11. The charge-pump circuit as recited in claim 8 wherein the third transistor is coupled between the second branch and the second programmable current source, and the fourth transistor is coupled between the second current mirror circuit and the second programmable current source.

12. The charge-pump circuit as recited in claim 11 wherein the third transistor is turned off and the fourth transistor is turned on to direct the second supply current to the second current mirror when the second pair of differential signals are received in a predetermined current-sink state.

13. The charge-pump circuit as recited in claim 7 wherein the first programmable current source comprises a plurality of switches controlled by the adjustment signal to vary the magnitude of the first supply current.

14. The charge-pump circuit as recited in claim 7 wherein the second programmable current source comprises a plurality of switches controlled by the adjustment signal to vary the magnitude of the second supply current.

15. A charge-pump circuit having an output node comprising:

a first current mirror circuit for producing a first output current from a first supply current and sourcing the first output current to the output node;

a second current mirror circuit for producing a second output current from a second supply current and sinking the second output current from the output node;

a first current source for supplying the first supply current; and

a second current source for supplying the second supply current.
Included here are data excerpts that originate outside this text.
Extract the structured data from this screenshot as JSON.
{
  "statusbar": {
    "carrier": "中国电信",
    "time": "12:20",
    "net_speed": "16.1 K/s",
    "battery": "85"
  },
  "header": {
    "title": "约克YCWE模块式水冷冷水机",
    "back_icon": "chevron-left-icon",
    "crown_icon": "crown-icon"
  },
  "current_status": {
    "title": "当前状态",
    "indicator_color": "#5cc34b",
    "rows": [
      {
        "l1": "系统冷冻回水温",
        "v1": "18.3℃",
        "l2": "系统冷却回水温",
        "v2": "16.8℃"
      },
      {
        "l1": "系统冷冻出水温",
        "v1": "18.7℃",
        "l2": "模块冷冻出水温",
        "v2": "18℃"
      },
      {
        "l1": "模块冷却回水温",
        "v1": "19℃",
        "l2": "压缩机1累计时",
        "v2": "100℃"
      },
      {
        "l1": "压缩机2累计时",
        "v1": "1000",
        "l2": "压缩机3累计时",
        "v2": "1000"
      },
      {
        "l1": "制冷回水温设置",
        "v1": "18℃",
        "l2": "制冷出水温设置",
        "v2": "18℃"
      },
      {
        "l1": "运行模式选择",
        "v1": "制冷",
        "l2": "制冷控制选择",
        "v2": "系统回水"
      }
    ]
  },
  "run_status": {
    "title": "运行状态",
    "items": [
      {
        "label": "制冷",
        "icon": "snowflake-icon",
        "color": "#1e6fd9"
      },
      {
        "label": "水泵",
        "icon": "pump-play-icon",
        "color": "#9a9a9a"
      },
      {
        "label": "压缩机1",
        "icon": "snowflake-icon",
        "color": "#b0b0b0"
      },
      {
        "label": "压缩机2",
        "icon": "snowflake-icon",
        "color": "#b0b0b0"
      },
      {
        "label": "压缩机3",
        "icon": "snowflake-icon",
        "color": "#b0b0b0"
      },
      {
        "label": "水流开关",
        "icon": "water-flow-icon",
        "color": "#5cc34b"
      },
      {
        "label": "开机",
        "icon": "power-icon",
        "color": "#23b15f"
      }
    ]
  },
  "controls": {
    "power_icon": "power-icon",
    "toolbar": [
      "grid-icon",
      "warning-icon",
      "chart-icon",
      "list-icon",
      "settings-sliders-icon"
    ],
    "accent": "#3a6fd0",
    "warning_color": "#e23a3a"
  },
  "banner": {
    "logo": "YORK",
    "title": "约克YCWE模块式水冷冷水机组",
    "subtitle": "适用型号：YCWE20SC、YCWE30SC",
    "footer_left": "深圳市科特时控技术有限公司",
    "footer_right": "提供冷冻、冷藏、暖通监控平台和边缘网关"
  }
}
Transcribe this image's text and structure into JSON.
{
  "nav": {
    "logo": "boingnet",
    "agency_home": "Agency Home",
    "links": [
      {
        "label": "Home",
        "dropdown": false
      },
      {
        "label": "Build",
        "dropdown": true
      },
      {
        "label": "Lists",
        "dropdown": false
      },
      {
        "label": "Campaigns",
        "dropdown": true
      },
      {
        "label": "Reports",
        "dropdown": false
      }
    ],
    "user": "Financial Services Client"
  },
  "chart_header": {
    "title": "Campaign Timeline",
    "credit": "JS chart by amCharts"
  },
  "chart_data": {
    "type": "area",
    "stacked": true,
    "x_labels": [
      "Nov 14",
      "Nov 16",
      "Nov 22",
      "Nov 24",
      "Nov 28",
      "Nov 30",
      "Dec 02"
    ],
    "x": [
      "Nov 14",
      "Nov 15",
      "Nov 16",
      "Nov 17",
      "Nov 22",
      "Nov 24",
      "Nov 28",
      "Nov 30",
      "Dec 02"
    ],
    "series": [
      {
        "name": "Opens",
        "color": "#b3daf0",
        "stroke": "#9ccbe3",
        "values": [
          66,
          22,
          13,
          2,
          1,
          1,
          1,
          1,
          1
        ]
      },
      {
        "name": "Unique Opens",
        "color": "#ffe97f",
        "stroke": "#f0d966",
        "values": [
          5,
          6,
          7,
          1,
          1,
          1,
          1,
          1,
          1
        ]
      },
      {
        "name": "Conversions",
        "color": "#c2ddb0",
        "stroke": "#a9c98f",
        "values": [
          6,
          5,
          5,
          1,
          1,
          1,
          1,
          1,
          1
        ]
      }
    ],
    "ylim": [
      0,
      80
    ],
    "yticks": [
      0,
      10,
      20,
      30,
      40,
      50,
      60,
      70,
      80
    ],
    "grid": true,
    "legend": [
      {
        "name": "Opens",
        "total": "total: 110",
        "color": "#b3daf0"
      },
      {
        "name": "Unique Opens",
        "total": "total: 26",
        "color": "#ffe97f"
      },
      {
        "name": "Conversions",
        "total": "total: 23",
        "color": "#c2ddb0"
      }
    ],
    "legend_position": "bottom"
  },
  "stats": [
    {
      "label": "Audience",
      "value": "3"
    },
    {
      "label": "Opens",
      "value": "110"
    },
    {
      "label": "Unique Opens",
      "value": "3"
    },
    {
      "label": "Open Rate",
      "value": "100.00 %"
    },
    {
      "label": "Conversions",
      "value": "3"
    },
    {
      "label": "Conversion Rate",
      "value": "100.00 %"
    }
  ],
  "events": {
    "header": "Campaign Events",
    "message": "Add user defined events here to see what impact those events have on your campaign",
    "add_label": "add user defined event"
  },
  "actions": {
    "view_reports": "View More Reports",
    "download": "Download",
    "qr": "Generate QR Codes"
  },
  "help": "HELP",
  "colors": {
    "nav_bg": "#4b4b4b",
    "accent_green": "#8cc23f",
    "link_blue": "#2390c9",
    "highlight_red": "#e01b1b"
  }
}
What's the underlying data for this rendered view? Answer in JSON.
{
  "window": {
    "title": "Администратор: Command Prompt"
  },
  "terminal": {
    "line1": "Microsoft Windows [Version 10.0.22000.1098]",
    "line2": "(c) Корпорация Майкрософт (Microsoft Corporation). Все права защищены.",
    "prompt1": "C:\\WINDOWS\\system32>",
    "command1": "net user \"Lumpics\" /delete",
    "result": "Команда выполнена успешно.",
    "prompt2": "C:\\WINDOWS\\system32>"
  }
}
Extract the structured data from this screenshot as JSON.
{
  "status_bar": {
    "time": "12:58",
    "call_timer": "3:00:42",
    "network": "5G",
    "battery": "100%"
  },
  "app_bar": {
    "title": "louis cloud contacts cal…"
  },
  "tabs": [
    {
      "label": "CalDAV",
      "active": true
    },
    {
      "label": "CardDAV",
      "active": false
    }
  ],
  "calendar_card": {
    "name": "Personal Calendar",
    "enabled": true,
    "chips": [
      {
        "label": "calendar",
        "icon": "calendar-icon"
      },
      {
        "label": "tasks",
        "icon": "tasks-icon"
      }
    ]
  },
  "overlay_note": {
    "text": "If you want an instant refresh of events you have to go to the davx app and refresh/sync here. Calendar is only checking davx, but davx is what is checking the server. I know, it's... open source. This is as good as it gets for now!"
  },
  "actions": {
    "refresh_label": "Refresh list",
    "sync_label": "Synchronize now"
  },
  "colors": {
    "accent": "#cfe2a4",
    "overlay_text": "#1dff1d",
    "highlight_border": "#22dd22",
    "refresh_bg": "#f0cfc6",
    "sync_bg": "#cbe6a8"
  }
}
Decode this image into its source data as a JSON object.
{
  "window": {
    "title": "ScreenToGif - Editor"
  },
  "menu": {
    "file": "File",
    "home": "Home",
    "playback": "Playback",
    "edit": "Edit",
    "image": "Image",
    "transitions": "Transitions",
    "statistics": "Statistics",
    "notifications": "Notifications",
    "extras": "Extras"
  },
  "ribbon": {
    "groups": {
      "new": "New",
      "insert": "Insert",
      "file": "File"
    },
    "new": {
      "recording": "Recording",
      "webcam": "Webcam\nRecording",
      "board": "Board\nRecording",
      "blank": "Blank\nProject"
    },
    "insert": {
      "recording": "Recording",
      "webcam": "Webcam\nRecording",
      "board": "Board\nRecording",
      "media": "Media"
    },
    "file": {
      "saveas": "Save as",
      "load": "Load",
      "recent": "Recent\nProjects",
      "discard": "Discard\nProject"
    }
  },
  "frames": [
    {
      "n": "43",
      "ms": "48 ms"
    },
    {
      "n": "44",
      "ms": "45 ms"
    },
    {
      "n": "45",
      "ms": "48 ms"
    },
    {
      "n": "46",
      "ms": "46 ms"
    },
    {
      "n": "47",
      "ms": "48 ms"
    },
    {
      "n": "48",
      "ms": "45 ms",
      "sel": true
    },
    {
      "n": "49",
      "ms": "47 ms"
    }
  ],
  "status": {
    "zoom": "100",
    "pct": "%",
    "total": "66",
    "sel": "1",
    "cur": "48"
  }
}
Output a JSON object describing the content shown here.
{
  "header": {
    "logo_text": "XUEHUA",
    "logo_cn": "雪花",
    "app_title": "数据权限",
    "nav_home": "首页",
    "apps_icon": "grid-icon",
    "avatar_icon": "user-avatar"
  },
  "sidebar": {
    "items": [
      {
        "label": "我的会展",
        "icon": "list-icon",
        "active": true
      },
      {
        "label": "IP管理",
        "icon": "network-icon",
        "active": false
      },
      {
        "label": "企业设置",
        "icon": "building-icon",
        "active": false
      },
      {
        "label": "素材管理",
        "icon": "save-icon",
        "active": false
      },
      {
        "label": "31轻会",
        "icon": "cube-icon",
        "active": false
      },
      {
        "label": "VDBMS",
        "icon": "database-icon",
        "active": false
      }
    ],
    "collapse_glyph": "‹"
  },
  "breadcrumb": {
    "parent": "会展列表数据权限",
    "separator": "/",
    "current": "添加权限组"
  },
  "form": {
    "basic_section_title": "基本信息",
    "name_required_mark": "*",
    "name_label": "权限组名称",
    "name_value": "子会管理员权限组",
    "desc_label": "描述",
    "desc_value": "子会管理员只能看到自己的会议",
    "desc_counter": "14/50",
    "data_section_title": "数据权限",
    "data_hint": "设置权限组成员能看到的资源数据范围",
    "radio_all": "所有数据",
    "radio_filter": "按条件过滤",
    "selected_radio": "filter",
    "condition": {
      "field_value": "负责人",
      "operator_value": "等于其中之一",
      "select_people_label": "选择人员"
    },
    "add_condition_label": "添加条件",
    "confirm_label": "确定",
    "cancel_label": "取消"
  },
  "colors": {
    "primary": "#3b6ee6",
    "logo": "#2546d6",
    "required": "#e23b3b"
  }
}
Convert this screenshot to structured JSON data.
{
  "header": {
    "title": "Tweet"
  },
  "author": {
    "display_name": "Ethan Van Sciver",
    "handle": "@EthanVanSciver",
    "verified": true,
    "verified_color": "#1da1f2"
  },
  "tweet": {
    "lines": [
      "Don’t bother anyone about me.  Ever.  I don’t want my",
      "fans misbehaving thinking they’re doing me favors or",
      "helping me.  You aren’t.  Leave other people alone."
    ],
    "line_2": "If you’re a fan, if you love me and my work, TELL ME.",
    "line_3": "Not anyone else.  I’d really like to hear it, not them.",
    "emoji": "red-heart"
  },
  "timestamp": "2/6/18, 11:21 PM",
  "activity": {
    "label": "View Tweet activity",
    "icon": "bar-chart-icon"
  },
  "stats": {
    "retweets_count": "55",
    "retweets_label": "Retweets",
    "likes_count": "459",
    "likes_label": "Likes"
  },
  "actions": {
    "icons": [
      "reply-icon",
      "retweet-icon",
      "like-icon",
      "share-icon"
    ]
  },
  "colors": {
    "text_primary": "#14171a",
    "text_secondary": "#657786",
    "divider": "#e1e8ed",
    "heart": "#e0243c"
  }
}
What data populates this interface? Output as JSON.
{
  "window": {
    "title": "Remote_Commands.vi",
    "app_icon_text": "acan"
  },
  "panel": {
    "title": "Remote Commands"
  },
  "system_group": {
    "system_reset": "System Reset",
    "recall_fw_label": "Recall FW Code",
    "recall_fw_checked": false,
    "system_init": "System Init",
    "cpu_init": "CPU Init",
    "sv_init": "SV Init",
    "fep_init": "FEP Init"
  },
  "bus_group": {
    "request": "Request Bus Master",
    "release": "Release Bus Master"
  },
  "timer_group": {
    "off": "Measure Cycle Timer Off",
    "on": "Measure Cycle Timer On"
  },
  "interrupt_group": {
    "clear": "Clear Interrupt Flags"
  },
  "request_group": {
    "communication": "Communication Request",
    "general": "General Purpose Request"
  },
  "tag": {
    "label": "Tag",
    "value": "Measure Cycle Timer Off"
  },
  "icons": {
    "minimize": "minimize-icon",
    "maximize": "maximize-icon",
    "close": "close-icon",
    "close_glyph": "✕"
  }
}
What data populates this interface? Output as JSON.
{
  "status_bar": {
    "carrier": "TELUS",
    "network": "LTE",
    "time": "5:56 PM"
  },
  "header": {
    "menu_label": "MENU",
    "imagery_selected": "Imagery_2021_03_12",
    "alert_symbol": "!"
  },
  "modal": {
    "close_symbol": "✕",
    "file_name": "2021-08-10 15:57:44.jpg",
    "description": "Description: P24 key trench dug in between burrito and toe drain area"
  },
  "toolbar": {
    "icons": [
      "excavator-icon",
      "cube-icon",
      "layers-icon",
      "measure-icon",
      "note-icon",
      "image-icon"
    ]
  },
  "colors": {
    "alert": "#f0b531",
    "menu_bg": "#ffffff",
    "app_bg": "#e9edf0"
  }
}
16. The charge-pump circuit as recited in claim 15 further comprising:

a first current steering means for directing the first supply current to the first current mirror in response to a first pair of differential signals; and

a second current steering means for directing the second supply current to the second current mirror in response to a second pair of differential signals.

17. The charge-pump circuit as recited in claim 15 wherein the first and the second current sources are programmed to vary the magnitudes of the first and the second supply currents controlled by an adjustment signal, respectively.

18. The charge-pump circuit as recited in claim 17 wherein the first current source comprises a plurality of switches controlled by the adjustment signal to vary the magnitude of the first supply current.

19. The charge-pump circuit as recited in claim 17 wherein the second current source comprises a plurality of switches controlled by the adjustment signal to vary the magnitude of the second supply current.

20. The charge-pump circuit as recited in claim 16 wherein the first current steering means is enabled to direct the first supply current to the first current mirror when the first pair of differential signals are received in a predetermined current-source state, and the second current steering means is enabled to direct the second supply current to the second current mirror when the second pair of differential signals are received in a predetermined current-sink state.